The Dos and Don’ts of Employment Gaps:
Do: Expect that any gaps will be found on your CV and through employment background checks
Do: Explain gaps briefly up front on your CV and prepare to talk through them briefly at interview stages
Do: Expect to have follow-up questions -e.g., will you need further therapy sessions when you come to work for us?
Do: Reassure employers that the issue is resolved (they’ll want confirmation that it won’t impact their projects to employ you)

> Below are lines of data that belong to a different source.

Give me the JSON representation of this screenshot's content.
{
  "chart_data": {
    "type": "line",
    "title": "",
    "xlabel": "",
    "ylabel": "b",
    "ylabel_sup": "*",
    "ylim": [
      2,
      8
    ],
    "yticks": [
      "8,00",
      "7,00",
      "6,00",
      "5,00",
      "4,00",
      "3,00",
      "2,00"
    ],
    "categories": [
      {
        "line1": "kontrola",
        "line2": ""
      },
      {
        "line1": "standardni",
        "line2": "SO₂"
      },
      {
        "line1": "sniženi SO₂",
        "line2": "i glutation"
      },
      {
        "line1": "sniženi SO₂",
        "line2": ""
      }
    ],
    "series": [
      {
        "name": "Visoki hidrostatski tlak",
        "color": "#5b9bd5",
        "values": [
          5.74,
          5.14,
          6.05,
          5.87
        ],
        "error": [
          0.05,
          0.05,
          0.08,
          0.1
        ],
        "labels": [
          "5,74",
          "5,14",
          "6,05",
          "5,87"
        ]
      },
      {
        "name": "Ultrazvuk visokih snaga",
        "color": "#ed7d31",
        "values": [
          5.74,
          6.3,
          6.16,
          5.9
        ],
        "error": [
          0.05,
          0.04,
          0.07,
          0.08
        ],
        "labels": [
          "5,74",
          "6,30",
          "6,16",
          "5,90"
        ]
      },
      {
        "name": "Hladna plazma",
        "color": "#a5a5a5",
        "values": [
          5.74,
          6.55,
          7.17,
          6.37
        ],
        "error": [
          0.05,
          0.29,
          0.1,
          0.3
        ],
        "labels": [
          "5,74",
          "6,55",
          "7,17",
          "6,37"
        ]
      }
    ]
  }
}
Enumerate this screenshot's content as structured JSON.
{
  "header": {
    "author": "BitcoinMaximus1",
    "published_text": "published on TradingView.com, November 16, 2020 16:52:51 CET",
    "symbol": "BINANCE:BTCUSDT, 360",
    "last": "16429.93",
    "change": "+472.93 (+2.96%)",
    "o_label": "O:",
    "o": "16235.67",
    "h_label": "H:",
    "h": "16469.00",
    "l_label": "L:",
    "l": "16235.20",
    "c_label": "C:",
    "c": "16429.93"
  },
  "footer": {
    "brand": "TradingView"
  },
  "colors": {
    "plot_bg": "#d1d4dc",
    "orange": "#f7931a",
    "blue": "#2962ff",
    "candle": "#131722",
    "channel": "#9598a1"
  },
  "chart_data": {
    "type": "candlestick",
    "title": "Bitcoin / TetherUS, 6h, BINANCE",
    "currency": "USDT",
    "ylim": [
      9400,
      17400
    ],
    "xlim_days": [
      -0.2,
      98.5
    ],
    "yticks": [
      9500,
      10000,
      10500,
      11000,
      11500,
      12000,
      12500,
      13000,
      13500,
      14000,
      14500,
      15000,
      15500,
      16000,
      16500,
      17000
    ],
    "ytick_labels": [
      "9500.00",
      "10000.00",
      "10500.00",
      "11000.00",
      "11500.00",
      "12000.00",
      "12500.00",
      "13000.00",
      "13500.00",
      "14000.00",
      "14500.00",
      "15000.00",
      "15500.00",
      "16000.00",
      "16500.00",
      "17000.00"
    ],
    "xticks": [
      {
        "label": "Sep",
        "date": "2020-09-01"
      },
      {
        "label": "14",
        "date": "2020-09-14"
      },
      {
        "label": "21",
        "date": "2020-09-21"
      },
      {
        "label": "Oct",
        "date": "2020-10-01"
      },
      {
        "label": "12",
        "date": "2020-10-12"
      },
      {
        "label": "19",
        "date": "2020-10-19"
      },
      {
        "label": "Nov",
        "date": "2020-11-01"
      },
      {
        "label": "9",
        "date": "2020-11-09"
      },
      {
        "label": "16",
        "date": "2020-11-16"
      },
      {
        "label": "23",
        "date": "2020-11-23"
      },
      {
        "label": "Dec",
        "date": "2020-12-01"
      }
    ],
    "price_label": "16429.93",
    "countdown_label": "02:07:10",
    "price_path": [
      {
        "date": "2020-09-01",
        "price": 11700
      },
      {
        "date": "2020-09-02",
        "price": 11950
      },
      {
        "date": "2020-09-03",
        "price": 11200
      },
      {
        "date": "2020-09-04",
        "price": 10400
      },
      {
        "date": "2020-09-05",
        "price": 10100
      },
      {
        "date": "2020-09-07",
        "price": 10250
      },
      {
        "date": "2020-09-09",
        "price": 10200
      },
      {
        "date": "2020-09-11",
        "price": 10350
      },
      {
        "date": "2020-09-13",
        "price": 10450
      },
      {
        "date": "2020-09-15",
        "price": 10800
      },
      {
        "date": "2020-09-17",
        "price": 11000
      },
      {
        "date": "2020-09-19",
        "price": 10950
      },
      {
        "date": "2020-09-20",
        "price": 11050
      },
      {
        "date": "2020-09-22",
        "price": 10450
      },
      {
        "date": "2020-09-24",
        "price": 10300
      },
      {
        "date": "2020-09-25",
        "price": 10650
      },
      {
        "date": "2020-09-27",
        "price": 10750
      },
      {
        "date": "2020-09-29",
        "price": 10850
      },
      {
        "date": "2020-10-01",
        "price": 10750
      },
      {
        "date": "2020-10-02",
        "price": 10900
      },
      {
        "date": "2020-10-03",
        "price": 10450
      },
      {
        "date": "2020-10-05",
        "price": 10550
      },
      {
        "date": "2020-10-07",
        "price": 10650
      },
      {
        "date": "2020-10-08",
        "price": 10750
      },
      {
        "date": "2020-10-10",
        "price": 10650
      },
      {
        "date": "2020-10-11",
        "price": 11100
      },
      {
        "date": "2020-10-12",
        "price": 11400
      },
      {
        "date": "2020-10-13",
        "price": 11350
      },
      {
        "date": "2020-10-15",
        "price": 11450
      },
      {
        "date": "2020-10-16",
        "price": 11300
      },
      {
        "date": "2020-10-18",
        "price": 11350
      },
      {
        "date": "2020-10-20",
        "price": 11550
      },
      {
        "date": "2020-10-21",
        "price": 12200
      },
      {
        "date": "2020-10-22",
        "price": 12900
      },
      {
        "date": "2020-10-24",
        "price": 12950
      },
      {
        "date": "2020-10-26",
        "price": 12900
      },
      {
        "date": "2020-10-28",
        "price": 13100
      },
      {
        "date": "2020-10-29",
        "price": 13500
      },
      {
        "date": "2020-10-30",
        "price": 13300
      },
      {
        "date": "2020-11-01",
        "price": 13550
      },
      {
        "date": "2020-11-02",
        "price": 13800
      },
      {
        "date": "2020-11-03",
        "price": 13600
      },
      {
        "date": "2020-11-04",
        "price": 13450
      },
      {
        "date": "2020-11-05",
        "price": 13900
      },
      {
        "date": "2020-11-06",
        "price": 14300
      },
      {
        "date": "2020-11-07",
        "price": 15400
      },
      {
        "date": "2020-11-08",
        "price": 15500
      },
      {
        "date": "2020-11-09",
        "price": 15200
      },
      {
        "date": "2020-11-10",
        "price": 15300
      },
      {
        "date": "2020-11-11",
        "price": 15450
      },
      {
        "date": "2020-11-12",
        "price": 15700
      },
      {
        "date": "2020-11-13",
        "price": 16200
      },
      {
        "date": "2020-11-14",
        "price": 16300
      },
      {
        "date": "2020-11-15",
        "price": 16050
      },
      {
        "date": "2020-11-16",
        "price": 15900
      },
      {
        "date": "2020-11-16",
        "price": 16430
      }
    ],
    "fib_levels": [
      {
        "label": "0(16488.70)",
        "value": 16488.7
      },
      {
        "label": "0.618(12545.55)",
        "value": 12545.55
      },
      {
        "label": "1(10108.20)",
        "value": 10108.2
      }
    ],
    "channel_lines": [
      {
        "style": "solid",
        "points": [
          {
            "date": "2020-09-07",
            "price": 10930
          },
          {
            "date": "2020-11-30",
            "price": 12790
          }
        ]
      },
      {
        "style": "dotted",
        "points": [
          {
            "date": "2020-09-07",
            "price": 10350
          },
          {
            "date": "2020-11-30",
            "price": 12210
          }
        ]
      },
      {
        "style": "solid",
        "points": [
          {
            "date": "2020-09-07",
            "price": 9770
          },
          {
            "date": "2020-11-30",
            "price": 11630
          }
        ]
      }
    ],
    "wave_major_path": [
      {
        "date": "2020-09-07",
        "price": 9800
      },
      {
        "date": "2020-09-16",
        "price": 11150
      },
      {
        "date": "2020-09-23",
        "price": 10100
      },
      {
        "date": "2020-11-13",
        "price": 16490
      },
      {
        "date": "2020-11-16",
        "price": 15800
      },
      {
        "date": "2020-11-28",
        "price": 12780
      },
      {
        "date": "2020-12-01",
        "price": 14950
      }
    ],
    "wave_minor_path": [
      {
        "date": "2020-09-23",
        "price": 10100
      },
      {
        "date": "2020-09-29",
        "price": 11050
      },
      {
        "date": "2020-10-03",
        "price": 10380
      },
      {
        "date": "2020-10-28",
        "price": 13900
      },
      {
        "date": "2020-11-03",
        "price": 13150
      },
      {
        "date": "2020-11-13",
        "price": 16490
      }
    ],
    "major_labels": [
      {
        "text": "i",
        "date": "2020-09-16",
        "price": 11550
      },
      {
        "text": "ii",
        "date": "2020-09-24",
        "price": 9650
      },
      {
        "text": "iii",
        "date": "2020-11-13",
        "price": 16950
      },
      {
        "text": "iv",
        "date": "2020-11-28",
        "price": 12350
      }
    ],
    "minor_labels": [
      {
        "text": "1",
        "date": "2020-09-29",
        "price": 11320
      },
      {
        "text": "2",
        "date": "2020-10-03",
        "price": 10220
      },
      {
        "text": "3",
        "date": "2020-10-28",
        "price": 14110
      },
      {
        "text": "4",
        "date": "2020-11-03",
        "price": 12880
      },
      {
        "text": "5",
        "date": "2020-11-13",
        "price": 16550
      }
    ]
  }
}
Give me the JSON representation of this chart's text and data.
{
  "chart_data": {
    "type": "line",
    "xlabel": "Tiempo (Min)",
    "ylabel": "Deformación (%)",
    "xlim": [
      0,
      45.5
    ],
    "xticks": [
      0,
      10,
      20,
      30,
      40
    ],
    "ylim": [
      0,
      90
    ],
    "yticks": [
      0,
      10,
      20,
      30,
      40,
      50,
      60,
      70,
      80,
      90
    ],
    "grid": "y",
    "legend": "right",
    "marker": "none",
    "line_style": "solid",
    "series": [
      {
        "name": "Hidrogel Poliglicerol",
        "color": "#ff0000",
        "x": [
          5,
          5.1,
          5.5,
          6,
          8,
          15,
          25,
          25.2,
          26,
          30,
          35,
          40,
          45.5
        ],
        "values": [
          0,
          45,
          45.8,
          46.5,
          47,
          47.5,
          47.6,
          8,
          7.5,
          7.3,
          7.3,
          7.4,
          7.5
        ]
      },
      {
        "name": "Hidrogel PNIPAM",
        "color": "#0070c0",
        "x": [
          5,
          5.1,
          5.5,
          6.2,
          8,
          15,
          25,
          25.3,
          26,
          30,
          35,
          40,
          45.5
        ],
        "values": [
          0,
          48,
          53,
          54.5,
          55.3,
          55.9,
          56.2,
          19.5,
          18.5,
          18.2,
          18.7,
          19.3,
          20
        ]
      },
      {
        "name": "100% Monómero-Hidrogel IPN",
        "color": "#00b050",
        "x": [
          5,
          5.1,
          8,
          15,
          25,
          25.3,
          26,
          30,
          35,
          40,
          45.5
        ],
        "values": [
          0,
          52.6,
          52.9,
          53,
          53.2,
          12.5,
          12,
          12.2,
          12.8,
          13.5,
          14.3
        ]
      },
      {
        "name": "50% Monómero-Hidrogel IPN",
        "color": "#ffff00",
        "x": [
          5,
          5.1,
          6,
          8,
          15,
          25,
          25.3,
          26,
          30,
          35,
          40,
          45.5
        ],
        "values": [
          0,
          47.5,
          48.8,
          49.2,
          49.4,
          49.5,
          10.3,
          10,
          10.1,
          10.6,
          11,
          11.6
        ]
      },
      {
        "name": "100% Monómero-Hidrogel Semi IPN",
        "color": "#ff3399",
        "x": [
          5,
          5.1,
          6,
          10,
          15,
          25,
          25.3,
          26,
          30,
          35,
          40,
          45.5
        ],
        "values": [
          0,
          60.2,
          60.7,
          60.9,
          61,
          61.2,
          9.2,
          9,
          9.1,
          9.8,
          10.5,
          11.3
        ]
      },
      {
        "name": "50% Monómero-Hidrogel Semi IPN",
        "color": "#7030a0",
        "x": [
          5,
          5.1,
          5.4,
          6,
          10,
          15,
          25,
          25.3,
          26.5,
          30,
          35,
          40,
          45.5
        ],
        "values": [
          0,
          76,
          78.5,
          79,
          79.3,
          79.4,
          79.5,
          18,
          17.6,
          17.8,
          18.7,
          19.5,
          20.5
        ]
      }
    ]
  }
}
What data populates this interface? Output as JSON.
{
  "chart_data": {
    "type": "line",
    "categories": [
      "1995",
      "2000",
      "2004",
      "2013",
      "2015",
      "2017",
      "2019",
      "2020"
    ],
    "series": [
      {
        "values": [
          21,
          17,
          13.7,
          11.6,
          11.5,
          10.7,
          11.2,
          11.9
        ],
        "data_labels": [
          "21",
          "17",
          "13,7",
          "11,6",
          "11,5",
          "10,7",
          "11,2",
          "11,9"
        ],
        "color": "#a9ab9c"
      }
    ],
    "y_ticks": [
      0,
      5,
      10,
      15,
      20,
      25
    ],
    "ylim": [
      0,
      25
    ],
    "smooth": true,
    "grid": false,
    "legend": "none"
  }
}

Do: Fill any gaps with any relevant activities you can. Maybe you did some freelance work, maybe you learnt a programming language. Turning a gap into a strength is the best possible outcome
Don’t: Try to lie or cover your tracks with fake dates – this will destroy your application and potentially your market reputation
Don’t: Be too concerned about employment gaps of less than 6 months. If you were job-hunting during this time, you can confidently put that down, although it is advisable to say what else you were doing at this time to use the time wisely in improving yourself as an applicant
Don’t: Be overly concerned about employment gaps that were more than 6 years ago. A simple explanation will cover this and your employment since then will reassure any prospective employers that there isn’t going to be an issue
Employment gaps have undergone a re-evaluation in the employment process. The employment world of the 2020s is no longer the world of the 1980s, or even the early 2000s. There is a better understanding that we are all human and have human needs and responses. There’s also an appreciation that we learn from these events and circumstances and how you get through them can make you a stronger, more rounded employee.
So, don’t fear the gap; embrace it and wear it.